A gaúcha Marina Gabriela Brum Rodrigues, 44 anos, vive uma história de superação. Após uma experiência de quase morte, ela decidiu dar uma guinada em sua vida e enfrentou o desafio de trilhar, sozinha, o percurso até o Campo Base do Everest, alcançando a altura de 5.364 metros.
Em 2023, Marina Gabriela sofreu um infarto agudo do miocárdio que paralisou 90% do seu coração. Como resultado, teve de colocar três stents no órgão, recebeu o diagnóstico de uma cardiopatia e aprendeu uma lição: aproveitar a vida.
— Com tudo que aconteceu comigo, de quase ter morrido, eu tenho uma certeza: todos vamos morrer, só que poucos vão de fato viver. Então, mudei meu estilo de vida.

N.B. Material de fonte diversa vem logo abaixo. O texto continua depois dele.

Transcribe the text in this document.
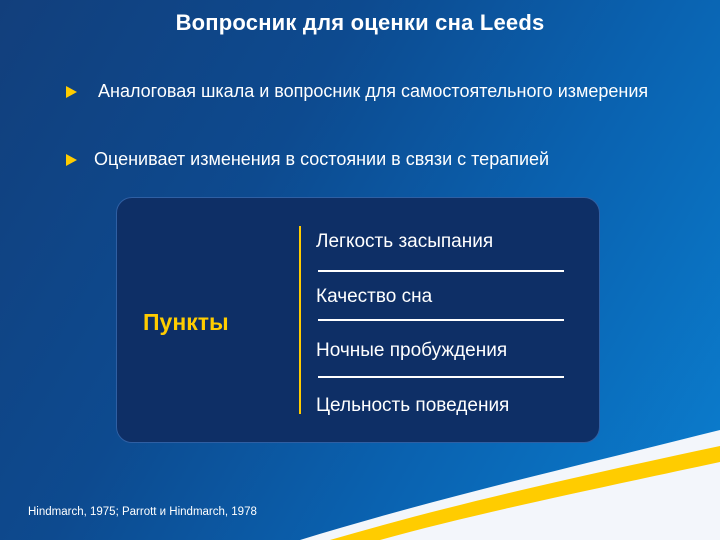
Вопросник для оценки сна Leeds
Аналоговая шкала и вопросник для самостоятельного измерения
Оценивает изменения в состоянии в связи с терапией
Пункты
Легкость засыпания
Качество сна
Ночные пробуждения
Цельность поведения
Hindmarch, 1975; Parrott и Hindmarch, 1978
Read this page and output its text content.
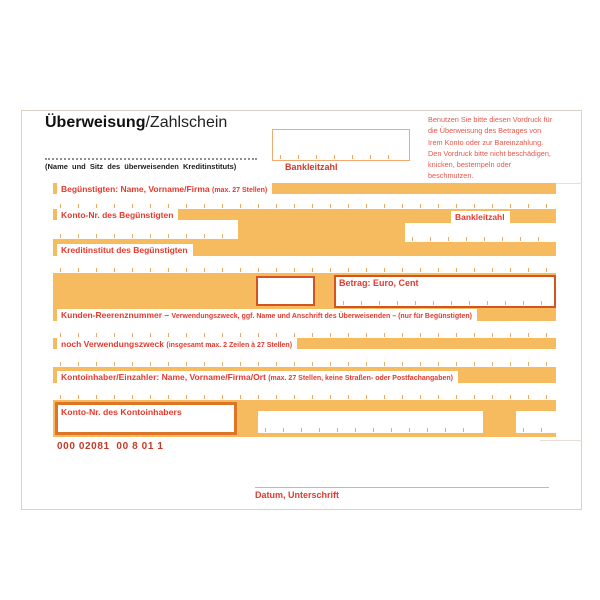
Überweisung/Zahlschein
(Name und Sitz des überweisenden Kreditinstituts)	Bankleitzahl
Benutzen Sie bitte diesen Vordruck für
die Überweisung des Betrages von
Irem Konto oder zur Bareinzahlung.
Den Vordruck bitte nicht beschädigen,
knicken, bestempeln oder
beschmutzen.
Begünstigten: Name, Vorname/Firma (max. 27 Stellen)
Konto-Nr. des Begünstigten	Bankleitzahl
Kreditinstitut des Begünstigten
Betrag: Euro, Cent
Kunden-Reerenznummer – Verwendungszweck, ggf. Name und Anschrift des Überweisenden – (nur für Begünstigten)
noch Verwendungszweck (insgesamt max. 2 Zeilen à 27 Stellen)
Kontoinhaber/Einzahler: Name, Vorname/Firma/Ort (max. 27 Stellen, keine Straßen- oder Postfachangaben)
Konto-Nr. des Kontoinhabers
000 02081  00 8 01 1
Datum, Unterschrift
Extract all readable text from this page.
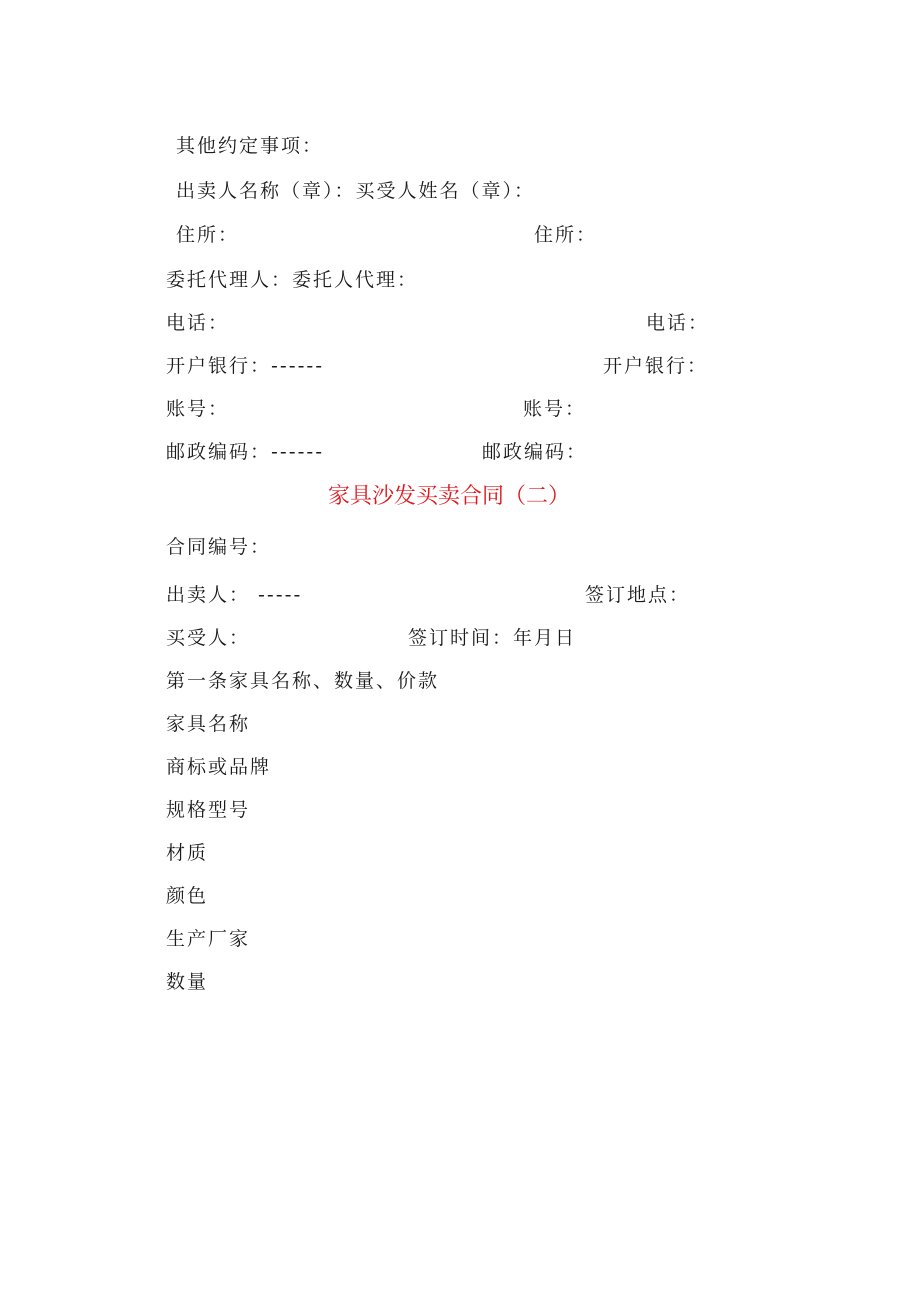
其他约定事项：
出卖人名称（章）：买受人姓名（章）：
住所：	住所：
委托代理人：委托人代理：
电话：	电话：
开户银行：------	开户银行：
账号：	账号：
邮政编码：------	邮政编码：
家具沙发买卖合同（二）
合同编号：
出卖人： -----	签订地点：
买受人：	签订时间：年月日
第一条家具名称、数量、价款
家具名称
商标或品牌
规格型号
材质
颜色
生产厂家
数量
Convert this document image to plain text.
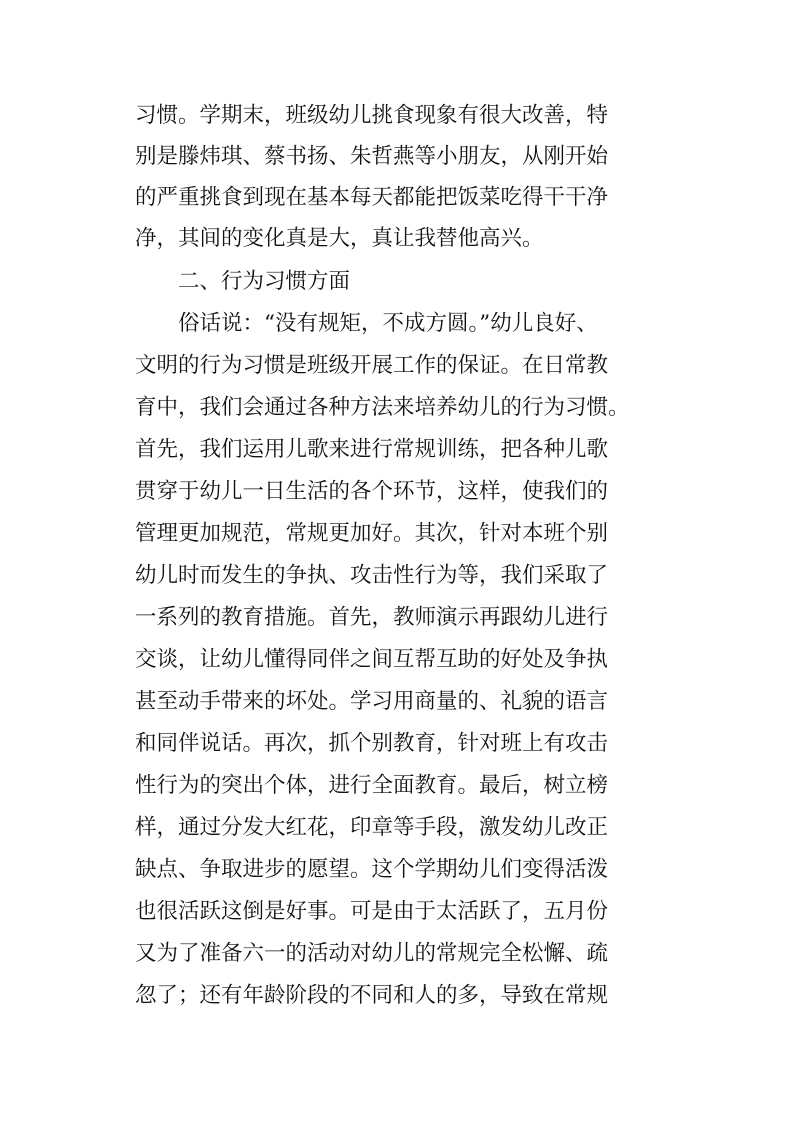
习惯。学期末，班级幼儿挑食现象有很大改善，特
别是滕炜琪、蔡书扬、朱哲燕等小朋友，从刚开始
的严重挑食到现在基本每天都能把饭菜吃得干干净
净，其间的变化真是大，真让我替他高兴。
二、行为习惯方面
俗话说：“没有规矩，不成方圆。”幼儿良好、
文明的行为习惯是班级开展工作的保证。在日常教
育中，我们会通过各种方法来培养幼儿的行为习惯。
首先，我们运用儿歌来进行常规训练，把各种儿歌
贯穿于幼儿一日生活的各个环节，这样，使我们的
管理更加规范，常规更加好。其次，针对本班个别
幼儿时而发生的争执、攻击性行为等，我们采取了
一系列的教育措施。首先，教师演示再跟幼儿进行
交谈，让幼儿懂得同伴之间互帮互助的好处及争执
甚至动手带来的坏处。学习用商量的、礼貌的语言
和同伴说话。再次，抓个别教育，针对班上有攻击
性行为的突出个体，进行全面教育。最后，树立榜
样，通过分发大红花，印章等手段，激发幼儿改正
缺点、争取进步的愿望。这个学期幼儿们变得活泼
也很活跃这倒是好事。可是由于太活跃了，五月份
又为了准备六一的活动对幼儿的常规完全松懈、疏
忽了；还有年龄阶段的不同和人的多，导致在常规
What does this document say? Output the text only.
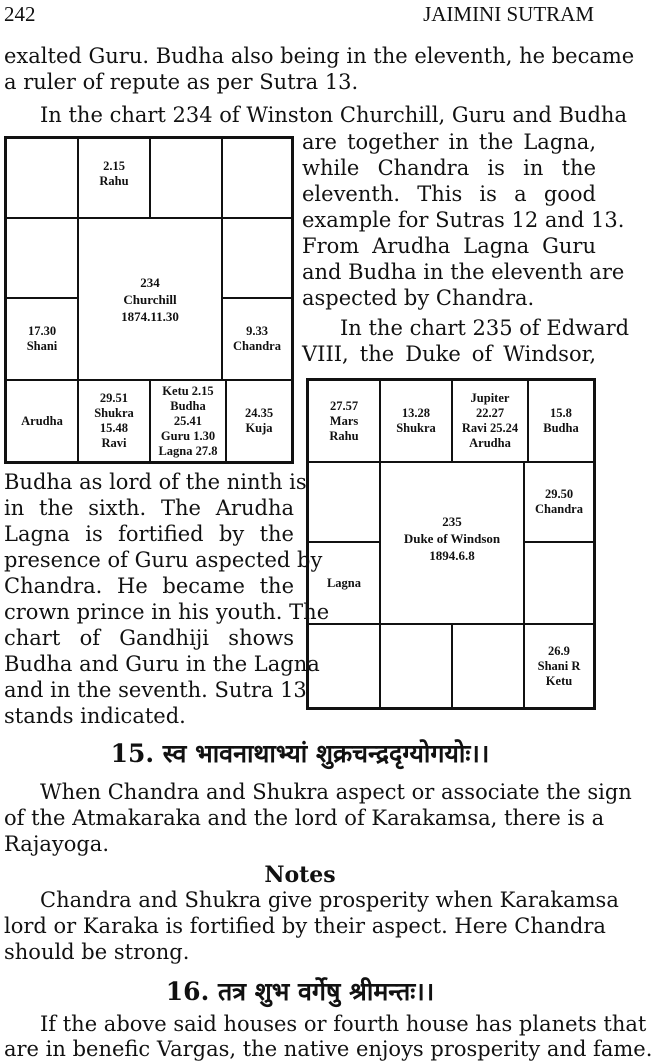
242	JAIMINI SUTRAM
exalted Guru. Budha also being in the eleventh, he became
a ruler of repute as per Sutra 13.
In the chart 234 of Winston Churchill, Guru and Budha
2.15
Rahu
17.30
Shani
9.33
Chandra
234
Churchill
1874.11.30
Arudha
29.51
Shukra
15.48
Ravi
Ketu 2.15
Budha
25.41
Guru 1.30
Lagna 27.8
24.35
Kuja
are together in the Lagna,
while Chandra is in the
eleventh. This is a good
example for Sutras 12 and 13.
From Arudha Lagna Guru
and Budha in the eleventh are
aspected by Chandra.
In the chart 235 of Edward
VIII, the Duke of Windsor,
27.57
Mars
Rahu
13.28
Shukra
Jupiter
22.27
Ravi 25.24
Arudha
15.8
Budha
29.50
Chandra
Lagna
235
Duke of Windson
1894.6.8
26.9
Shani R
Ketu
Budha as lord of the ninth is
in the sixth. The Arudha
Lagna is fortified by the
presence of Guru aspected by
Chandra. He became the
crown prince in his youth. The
chart of Gandhiji shows
Budha and Guru in the Lagna
and in the seventh. Sutra 13
stands indicated.
15. स्व भावनाथाभ्यां शुक्रचन्द्रदृग्योगयोः।।
When Chandra and Shukra aspect or associate the sign
of the Atmakaraka and the lord of Karakamsa, there is a
Rajayoga.
Notes
Chandra and Shukra give prosperity when Karakamsa
lord or Karaka is fortified by their aspect. Here Chandra
should be strong.
16. तत्र शुभ वर्गेषु श्रीमन्तः।।
If the above said houses or fourth house has planets that
are in benefic Vargas, the native enjoys prosperity and fame.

Foram muitas noites sem dormir, muitas lágrimas, mas essa situação me mostrou que viver é muito diferente de o sobreviver — conta.
Gabriela, então, deixou um emprego como bancária com salário que lhe garantia estabilidade.
— Eu infartei por causa do estresse e da sobrecarga do trabalho. Começou a me sufocar. Não resisti — relembra. — O infarto aconteceu pra me dar uma lição, provar que eu era capaz e que realmente eu tinha que mudar.
Ela decidiu desafiar seus próprios limites e trilhar com poucos recursos, sem falar inglês ou o idioma local, parte da montanha mais alta no mundo.
— Era uma grana, e eu estava no seguro desemprego. Falei: "Vou chutar o pau da barraca e vou para o Everest". Fiz as contas e vi que não tinha dinheiro para pagar guia, portador, nada. Estudei bastante a trilha e desbravei sozinha — conta.
A trilha, os desafios e a emoção da conquista
Gabriela percorreu um trajeto de 140 km em uma caminhada que durou 15 dias. Ela decidiu fazer o caminho mais longo como forma de homenagear a equipe conduzida por Edmund Hillary e Tenzing Norgay, que desbravou o Everest pela primeira vez em 1953, cujo último integrante faleceu no ano passado.
O trajeto foi recheado de percalços. — Eu caí um tombo na trilha e lesionei meu joelho, caminhei machucada, com dor, peguei três dias de chuva, tive que ficar parada por causa da dor da mochila, todo dia eu tinha que massagear minhas costas, minhas panturrilhas, meus pés… todo dia foi duro — diz a gaúcha.
Tudo isso em meio a temperaturas que atingiram os 25ºC negativos. Foram dias em uma jornada de introspecção, reflexão e conexão consigo mesma. Tanto que, ao concluir o percurso, ela acredita ter atingido um "estado de nirvana".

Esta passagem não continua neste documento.